Pension payments "are predominantly rewards for continuous employment with the same employer," Justice Thurgood Marshall wrote for a unanimous court.

"Protecting veterans from the loss of such rewards when the break in their employment resulted from their response to the country's military needs is the purpose" of the Military Selective Act of 1970, the court held.

The justices rejected a claim by Alabama Power Co. that pension payments are like vacation payments: compensation for service rendered to the firm.

By taking that position, the company calculated that the monthly pension payment it owed to World War II veteran Raymond E. Davis was $198.95. Had Alabama Power credited him with the 2 1/2 years he spent in service, he would have gotten $17.11 more, or $216.06.

The government acted as Davis' lawyer, under a section of the draft law authorizing the Labor Department to investigate claims of veterans such as Davis and the Justice Department to the represent them.

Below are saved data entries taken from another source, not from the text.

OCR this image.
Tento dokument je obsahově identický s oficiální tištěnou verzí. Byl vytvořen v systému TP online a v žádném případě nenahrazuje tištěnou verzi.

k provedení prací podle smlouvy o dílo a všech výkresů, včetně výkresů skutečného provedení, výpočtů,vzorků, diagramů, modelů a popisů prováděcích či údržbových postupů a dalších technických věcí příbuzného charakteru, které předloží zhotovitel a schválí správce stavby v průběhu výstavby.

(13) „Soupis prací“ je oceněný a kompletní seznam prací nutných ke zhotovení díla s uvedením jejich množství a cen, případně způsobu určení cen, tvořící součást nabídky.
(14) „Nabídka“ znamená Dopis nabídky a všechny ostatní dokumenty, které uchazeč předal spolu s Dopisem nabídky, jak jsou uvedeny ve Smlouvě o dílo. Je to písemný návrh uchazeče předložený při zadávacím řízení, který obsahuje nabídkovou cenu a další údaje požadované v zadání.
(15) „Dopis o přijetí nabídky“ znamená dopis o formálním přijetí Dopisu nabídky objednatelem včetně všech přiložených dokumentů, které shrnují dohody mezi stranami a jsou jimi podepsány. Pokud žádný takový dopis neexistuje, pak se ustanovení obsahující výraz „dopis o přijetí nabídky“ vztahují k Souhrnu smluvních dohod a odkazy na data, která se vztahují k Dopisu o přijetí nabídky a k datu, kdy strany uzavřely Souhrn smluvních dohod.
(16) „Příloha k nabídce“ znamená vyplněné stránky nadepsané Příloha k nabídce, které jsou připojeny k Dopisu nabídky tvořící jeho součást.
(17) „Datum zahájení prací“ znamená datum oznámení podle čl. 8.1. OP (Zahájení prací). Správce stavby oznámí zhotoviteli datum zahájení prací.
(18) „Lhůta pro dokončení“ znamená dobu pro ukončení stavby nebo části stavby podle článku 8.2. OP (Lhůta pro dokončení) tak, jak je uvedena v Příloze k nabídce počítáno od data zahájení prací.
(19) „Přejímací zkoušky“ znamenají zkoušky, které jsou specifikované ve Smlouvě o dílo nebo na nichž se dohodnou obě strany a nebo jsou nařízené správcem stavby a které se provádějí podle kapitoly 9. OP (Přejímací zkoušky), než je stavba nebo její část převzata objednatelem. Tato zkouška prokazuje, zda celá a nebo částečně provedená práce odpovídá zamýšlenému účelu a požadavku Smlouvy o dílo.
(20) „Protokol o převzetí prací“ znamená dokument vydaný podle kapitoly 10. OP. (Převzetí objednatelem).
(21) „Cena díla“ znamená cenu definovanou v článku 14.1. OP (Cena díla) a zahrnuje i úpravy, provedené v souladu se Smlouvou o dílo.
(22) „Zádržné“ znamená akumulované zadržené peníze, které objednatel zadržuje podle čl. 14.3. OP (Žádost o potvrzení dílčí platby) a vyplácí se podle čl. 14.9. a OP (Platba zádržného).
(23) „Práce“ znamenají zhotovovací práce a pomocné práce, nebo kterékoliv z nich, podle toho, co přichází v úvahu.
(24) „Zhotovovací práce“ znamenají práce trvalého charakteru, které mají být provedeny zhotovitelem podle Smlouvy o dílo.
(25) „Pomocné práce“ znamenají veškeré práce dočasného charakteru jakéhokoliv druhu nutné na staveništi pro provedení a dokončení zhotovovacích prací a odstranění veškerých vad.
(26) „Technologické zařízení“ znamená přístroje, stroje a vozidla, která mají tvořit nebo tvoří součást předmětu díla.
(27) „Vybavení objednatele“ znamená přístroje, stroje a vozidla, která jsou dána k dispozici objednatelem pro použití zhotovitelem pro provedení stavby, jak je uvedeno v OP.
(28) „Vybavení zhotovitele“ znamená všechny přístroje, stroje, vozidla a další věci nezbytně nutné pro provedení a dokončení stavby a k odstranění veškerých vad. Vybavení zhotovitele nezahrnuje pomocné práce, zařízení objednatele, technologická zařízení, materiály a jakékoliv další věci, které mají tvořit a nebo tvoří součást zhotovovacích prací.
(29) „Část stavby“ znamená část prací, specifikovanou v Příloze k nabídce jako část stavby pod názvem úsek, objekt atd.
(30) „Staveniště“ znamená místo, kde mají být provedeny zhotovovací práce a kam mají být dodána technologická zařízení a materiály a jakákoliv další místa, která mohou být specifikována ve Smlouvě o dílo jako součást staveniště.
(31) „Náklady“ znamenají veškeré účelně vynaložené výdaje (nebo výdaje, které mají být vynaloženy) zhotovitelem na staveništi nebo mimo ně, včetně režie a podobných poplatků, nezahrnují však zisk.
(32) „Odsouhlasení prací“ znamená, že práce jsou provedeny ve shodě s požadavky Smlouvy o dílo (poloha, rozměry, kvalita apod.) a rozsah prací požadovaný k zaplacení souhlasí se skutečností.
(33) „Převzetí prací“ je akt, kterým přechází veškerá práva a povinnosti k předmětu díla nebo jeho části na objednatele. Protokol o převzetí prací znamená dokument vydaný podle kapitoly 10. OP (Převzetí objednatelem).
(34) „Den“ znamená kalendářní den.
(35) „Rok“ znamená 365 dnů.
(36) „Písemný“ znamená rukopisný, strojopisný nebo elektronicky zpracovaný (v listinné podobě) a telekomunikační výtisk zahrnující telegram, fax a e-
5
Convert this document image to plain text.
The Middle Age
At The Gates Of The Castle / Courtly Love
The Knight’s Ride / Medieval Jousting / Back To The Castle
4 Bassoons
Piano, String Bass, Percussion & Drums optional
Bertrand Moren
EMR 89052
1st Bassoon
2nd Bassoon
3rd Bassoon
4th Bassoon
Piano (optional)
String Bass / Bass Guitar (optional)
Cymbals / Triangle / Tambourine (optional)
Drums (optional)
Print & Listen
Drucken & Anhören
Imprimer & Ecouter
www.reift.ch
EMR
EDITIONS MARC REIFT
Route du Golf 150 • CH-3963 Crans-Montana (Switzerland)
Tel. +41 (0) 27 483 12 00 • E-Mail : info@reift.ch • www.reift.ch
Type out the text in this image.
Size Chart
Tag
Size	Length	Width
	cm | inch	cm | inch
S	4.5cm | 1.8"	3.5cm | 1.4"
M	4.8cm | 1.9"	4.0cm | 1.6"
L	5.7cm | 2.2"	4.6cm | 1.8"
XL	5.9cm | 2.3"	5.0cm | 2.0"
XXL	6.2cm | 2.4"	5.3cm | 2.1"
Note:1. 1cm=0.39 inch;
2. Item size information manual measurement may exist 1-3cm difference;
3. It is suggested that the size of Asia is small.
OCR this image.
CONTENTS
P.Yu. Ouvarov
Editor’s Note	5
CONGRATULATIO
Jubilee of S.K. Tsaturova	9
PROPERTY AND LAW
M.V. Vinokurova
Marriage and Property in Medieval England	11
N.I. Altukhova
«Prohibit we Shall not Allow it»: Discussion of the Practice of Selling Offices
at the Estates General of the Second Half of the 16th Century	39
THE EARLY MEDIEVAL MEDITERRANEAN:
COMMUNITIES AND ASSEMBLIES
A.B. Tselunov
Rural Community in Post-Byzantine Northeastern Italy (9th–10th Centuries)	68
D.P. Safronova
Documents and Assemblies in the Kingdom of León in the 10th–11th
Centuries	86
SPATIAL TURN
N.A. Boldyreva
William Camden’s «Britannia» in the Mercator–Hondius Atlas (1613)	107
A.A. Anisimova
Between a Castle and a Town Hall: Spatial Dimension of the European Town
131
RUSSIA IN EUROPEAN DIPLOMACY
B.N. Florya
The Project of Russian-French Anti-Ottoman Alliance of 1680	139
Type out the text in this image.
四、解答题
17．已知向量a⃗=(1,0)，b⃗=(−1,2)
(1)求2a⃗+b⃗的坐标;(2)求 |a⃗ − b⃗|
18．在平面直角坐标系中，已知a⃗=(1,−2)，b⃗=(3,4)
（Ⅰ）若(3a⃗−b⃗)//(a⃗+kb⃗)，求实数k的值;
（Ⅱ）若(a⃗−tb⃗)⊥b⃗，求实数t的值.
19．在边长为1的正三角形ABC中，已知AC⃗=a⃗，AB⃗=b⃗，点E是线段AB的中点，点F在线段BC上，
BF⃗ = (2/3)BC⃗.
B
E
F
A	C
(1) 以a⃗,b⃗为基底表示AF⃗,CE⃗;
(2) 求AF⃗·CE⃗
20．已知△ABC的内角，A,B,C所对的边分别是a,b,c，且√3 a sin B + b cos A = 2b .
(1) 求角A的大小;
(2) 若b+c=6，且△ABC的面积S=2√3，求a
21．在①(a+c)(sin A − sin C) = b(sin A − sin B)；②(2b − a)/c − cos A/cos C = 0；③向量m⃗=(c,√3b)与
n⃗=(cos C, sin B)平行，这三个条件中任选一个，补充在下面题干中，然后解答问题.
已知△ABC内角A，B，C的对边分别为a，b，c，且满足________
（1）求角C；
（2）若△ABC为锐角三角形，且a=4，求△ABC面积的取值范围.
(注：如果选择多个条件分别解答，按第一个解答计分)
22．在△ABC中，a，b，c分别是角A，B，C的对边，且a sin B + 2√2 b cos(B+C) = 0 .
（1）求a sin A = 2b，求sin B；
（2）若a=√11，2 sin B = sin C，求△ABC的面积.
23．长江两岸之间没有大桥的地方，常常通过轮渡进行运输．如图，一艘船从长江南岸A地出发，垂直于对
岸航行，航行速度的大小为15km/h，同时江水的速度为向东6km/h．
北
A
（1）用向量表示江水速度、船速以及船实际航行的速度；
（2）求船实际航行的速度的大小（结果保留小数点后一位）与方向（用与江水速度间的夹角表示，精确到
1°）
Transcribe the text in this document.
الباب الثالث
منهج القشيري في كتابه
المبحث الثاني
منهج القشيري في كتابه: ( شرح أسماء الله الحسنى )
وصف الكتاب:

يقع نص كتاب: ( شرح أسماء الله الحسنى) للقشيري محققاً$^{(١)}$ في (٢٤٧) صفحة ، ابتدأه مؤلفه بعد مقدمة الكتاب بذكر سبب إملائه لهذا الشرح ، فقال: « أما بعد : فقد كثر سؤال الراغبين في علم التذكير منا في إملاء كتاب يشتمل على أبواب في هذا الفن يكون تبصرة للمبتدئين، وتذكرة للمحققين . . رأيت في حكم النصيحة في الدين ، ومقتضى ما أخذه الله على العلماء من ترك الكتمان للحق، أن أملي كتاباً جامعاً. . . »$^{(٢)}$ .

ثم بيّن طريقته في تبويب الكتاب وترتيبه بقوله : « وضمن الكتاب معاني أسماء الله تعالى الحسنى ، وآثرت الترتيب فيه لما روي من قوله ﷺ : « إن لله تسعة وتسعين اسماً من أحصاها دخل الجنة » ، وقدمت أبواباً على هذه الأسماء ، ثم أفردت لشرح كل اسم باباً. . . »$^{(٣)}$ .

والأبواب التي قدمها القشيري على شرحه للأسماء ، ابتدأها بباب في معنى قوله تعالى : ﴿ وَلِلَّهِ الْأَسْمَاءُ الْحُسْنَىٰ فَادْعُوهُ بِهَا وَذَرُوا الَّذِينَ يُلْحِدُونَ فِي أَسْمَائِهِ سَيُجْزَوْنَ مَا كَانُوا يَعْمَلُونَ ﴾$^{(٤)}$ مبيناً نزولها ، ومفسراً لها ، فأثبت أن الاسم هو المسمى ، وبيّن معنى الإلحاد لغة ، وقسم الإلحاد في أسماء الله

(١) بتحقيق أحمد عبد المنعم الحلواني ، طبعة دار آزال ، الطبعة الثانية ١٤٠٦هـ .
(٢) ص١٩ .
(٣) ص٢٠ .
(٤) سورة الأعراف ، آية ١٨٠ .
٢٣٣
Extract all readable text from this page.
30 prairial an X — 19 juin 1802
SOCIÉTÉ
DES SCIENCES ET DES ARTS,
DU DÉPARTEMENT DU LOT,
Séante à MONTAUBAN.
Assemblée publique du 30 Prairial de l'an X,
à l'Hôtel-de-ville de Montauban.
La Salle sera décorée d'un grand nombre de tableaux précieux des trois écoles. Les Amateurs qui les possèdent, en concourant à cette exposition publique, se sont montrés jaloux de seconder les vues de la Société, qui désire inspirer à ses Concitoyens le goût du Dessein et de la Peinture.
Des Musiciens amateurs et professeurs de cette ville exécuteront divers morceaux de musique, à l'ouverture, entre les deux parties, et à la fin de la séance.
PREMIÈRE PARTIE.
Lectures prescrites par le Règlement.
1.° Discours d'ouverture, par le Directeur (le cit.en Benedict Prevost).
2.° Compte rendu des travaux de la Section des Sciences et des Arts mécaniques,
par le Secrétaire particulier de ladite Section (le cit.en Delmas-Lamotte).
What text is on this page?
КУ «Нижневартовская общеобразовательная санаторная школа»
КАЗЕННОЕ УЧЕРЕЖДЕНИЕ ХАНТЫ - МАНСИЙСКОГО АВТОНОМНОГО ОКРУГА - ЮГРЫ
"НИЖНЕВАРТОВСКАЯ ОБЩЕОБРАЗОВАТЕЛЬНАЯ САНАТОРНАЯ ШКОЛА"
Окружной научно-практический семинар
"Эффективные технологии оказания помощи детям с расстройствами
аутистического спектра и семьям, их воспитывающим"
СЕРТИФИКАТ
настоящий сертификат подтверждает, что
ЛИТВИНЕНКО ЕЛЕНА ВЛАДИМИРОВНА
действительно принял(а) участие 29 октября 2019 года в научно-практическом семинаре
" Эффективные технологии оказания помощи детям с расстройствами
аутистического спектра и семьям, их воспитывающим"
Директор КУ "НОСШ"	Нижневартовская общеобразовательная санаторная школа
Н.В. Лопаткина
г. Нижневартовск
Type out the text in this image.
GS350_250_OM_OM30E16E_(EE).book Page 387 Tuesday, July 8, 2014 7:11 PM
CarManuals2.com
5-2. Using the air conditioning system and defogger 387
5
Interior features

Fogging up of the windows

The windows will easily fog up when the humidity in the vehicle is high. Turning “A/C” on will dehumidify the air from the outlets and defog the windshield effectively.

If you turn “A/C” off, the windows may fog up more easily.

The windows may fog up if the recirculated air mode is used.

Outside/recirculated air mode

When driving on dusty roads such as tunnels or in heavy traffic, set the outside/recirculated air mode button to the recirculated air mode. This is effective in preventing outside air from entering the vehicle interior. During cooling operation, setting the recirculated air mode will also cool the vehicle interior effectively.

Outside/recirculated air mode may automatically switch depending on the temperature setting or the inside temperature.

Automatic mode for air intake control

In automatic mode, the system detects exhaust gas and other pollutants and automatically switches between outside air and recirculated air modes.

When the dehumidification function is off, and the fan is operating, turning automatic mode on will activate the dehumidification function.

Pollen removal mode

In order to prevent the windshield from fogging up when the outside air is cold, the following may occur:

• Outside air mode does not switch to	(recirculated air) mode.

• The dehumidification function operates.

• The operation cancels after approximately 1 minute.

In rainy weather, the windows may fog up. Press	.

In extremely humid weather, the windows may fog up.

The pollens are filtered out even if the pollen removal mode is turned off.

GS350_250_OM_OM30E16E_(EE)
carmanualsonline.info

In this case, the government contended - and the court agreed - that Alabama Power violated a provision of the law requiring employers to restore a permanent employee who returns from military service to his former status "without loss of seniority" and with the right "to participate in insurance or other benefits offered by the employer . . ."

Davis became a permanent employee of Alabama Power in August, 1936, went into the service in March, 1943, returned to his job 30 months later, returned to his job 30 months later, and retired June 1, 1971. He was on active military duty when the company established its fully funded pension plan in July, 1944.

In other action: WELFARE

The court let stand a ruling upholding a law requiring each state to compel unwed mothers, as a condition of seeking or getting federal welfare aid, to cooperate in establishing paternity.

The ruling was handed down last Nov. 11 by a federal judge here. The Supreme Court denied a petition to review it filed by the state in Alaska, the Neighborhood Legal Services Assocation and the National Welfare Rights Organization. The ruling affects mothers who receive aid for an estimated 2.5 million dependent, illegitimate children.